Konuşmasında ecdadın 500 sene önceye ait kaydının yöreyle ilgili arşivlerde durduğunu ve bunların incelenmesinin gerektiğini vurgulayan Prof. Dr. Ünal, “Bunların okunması, değerlendirilmesi gerekiyor. Artık gençlik biraz daha sorgulayan, bunları düşünen bir gençlik. Dolayısıyla birçok konuda araştırmalar yapılabilir. Türkiye Cumhuriyeti Devleti’nin sahip olduğu arşivler bugün dünyanın en başta gelen arşivlerindendir. Bakın biz dünyada ilk 5’teyiz, yani bugün Amerika dediğiniz devlet zaten 200 yıllık bir tarihi var, İngiltere sömürge imparatorluğundan dolayı bu ilk 5’e girer. Bunun sebebi zaten dünyanın birçok ülkesini sömürdüğü gibi oranın arşiv kaynaklarını da kendisine getirmiştir. Zamanında, Kurtuluş Savaşı’nda aynısını İstanbul’a da yapacaktı, aynısını Anadolu’ya da yapacaktı, Osmanlı arşivlerine de yapacaktı. Bu millet buna izin vermedi hamdolsun. Dolayısıyla muazzam bir arşivimiz var. Biraz tarihimizden şöyle olaylara bakmamız gerekiyor. Tarihi olayları değerlendirirken, Osmanlı devleti her şeyin kaydını tutmuştur. Öyle bir muazzam bir devlettir, yani derler ki uçan kuşun kaydını tuttu. Vergi kayıt konusunda en ufak bir taviz vermemiştir. Aklınıza gelecek birçok konunun kaydını tutmuştur. Osmanlı Devleti böyle bir devlettir. Bu kayıtlar bugün milyonlarla ifade ediliyor. Aradan geçen 600-700 yıllık bir süreç ve bunlar milyonlarla ifade ediliyor. Bugün İstanbul’daki Osmanlı arşivi için 100 milyon dolarlık bir yatırım yapılarak bu tesis yapıldı. Bugün en mükemmel şekilde o vesikalar korunuyor. Yaklaşık 95 milyon belge, bugün yaklaşık 80 milyonunun tasnifini bitirdik. Hamdolsun hepsini dijital ortama aldık. 500 bin kayıt defterimiz var” dedi.
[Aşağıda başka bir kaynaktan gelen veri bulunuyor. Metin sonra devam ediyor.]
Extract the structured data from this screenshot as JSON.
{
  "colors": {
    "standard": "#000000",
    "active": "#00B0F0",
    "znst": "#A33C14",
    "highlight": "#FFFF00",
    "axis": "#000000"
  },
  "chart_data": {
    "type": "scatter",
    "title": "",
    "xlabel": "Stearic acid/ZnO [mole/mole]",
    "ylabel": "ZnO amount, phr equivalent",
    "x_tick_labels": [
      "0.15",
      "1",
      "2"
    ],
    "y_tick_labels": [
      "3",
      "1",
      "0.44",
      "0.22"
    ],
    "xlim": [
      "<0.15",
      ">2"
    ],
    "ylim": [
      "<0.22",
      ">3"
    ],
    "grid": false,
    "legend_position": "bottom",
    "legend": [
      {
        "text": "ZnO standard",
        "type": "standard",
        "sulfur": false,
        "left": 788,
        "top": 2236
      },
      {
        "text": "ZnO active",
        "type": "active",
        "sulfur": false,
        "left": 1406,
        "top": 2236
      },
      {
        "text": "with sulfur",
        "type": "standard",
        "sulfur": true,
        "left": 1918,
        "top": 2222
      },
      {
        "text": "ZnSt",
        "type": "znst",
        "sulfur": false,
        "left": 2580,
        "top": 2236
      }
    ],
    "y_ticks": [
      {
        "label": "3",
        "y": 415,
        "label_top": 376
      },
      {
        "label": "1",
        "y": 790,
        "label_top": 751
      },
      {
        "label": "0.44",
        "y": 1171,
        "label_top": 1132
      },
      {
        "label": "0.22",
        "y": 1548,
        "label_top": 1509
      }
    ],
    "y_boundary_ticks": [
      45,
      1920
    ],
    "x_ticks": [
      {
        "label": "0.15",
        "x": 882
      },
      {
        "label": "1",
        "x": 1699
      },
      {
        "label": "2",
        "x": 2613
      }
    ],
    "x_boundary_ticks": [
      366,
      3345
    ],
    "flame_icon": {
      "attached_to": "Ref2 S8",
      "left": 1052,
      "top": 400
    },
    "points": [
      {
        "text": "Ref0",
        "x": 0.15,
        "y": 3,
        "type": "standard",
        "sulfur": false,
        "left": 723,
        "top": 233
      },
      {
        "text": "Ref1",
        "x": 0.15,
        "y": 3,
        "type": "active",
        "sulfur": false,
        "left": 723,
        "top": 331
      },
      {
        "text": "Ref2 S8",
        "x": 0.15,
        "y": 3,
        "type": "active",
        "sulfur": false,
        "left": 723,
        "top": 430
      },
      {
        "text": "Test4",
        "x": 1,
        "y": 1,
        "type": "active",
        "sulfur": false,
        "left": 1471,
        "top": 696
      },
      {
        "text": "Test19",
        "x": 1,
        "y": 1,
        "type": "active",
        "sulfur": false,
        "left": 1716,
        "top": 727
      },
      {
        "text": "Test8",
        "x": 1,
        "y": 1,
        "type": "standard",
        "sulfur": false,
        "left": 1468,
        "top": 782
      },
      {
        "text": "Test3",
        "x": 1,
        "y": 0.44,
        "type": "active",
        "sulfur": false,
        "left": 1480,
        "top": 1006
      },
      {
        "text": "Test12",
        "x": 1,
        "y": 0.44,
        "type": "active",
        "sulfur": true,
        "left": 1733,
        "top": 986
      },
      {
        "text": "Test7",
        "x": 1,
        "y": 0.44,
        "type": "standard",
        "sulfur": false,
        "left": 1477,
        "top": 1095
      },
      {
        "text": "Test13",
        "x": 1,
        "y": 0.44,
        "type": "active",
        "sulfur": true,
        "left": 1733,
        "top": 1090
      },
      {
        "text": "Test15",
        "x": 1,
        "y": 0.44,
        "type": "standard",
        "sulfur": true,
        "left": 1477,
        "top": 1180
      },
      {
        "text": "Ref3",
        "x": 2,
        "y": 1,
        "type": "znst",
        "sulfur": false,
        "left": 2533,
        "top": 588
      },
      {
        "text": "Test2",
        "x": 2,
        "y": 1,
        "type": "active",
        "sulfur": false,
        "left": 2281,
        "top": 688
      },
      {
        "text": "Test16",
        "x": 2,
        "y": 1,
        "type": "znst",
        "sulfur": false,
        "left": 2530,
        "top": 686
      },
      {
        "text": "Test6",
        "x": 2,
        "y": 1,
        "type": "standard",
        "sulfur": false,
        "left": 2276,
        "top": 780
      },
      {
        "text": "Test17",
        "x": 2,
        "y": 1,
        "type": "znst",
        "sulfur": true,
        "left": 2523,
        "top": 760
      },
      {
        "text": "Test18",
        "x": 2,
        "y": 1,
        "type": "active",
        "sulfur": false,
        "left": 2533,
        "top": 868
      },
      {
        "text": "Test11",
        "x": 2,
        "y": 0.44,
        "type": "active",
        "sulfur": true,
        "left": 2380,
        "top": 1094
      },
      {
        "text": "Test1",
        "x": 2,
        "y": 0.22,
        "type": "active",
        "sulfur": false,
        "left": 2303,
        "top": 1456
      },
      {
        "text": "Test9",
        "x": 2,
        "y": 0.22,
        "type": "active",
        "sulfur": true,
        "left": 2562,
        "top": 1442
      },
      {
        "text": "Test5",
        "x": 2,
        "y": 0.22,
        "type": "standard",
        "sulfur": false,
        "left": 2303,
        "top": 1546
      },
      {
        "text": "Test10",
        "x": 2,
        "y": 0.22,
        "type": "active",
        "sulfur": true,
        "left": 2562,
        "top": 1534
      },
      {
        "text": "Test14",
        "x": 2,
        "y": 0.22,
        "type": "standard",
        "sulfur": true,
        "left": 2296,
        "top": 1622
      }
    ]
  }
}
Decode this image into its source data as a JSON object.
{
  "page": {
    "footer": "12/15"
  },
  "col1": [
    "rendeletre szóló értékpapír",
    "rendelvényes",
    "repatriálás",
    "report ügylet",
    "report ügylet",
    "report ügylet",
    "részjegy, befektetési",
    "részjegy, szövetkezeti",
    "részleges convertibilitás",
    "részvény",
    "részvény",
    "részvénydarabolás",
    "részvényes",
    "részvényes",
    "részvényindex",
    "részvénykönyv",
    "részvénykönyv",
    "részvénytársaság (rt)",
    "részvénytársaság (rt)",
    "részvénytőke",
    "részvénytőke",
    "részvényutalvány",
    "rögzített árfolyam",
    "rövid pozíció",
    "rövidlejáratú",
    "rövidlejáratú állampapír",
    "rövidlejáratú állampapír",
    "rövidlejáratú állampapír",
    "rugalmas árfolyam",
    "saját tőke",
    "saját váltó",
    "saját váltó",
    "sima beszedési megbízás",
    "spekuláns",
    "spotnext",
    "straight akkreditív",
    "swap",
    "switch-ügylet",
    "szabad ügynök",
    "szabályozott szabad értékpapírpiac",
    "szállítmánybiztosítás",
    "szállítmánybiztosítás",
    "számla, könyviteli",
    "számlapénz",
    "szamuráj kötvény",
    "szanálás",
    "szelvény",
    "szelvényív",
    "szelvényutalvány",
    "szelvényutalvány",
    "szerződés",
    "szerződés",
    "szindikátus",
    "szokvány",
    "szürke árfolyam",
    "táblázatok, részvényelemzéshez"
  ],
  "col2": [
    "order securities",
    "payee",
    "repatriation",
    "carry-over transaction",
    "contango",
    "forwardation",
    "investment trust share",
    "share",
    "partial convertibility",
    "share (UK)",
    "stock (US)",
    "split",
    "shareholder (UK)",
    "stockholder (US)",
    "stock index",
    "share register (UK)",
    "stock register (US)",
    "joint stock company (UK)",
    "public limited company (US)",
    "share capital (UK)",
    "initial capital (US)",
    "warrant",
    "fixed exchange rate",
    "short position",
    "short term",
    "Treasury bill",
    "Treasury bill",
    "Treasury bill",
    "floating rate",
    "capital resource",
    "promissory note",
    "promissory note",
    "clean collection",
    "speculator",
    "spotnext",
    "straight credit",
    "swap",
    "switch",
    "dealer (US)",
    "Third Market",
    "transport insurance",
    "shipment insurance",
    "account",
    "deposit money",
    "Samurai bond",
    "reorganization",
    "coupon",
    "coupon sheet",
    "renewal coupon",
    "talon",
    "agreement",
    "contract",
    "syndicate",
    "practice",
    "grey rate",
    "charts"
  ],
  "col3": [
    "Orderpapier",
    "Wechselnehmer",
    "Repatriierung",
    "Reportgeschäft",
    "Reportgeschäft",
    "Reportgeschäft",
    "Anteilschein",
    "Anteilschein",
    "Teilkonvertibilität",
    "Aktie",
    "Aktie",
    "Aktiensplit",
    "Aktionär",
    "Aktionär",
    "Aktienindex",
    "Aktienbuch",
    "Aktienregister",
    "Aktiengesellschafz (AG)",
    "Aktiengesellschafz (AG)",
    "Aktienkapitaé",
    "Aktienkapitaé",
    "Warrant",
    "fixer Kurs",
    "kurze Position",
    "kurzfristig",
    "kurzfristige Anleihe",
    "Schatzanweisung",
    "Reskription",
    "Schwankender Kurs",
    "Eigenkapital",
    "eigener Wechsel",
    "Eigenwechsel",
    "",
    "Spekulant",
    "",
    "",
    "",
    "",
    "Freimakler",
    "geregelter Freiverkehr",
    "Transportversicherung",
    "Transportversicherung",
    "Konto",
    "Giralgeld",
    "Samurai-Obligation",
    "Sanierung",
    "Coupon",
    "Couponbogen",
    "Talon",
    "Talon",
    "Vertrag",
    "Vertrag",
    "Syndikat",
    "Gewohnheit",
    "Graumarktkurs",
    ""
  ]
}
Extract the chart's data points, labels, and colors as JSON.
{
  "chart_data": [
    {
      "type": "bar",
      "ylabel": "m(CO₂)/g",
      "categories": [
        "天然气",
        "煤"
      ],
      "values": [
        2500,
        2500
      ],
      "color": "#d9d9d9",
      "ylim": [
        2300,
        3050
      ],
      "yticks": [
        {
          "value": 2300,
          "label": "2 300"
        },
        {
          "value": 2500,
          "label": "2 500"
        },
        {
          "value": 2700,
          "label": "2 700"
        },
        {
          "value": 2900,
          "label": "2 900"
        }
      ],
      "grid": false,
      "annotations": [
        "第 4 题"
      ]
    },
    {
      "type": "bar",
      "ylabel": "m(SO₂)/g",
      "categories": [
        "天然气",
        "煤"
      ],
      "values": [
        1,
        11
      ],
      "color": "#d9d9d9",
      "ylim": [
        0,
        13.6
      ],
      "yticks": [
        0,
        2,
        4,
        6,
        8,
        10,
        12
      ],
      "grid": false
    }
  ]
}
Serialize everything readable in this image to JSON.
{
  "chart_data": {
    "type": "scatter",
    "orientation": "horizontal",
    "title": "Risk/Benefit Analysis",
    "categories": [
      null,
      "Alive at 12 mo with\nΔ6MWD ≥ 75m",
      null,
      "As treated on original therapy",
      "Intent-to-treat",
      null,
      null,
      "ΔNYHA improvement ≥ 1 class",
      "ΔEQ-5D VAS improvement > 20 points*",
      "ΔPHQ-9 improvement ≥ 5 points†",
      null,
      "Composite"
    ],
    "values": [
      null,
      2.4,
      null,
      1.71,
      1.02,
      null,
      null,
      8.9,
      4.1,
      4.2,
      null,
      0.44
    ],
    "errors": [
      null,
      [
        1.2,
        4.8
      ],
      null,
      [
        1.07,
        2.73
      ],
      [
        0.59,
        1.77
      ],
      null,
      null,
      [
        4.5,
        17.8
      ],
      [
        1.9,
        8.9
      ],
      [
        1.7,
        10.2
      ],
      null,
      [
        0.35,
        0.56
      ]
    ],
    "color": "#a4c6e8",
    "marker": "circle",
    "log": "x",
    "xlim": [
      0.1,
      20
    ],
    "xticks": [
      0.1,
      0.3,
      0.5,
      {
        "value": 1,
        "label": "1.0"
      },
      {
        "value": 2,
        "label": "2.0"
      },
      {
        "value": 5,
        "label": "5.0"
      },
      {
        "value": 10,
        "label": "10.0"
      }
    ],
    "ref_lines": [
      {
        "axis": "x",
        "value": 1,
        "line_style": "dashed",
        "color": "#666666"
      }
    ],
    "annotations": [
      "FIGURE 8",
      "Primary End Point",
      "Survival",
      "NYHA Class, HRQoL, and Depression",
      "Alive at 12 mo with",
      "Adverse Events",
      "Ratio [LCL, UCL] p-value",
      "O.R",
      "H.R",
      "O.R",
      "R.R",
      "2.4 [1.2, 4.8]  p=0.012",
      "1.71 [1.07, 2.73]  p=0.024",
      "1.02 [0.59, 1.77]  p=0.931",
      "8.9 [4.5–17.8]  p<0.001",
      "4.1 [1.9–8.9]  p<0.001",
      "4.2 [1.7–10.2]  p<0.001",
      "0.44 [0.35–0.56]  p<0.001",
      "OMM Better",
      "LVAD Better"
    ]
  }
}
Ege Üniversitesi Edebiyat Fakültesi Yeniçağ Ana Bilim Dalı Öğretim Üyesi Prof. Dr. Mehmet Akif Erdoğru da, arşivlerin çok önemli olduğunun altını çizdi. Bilgi ve kültürün de çok önemli bir meziyet olduğunu anlatan Erdoğru, “Para her şeyi çözmez, para her zaman insanları mutlu etmez. Hayat maddiyat ve maneviyatla birlikte olursa güzeldir. Onun için zengin bir Türk’ün, Beyşehirli’nin kültüre değer vermesi gerekir. Bizim istediğimiz insan tipi eğitimli, kültürlü ve aynı zamanda zengin bir insan tipidir. Burada dikkat edilecek nokta, eğitimle zenginliğin, kültürün eş zamanlı olarak birlikte ilerlemesidir. Paranız var ama kültürsüzsünüz, bizim için böyle bir insan tipinin değeri yoktur” şeklinde konuştu.
Panelde konuşmaların ardından plaket takdimi yapıldı ve ardından Göl Medeniyeti Fotoğraf ve Sanat Sergisi’nin açılışı gerçekleştirildi.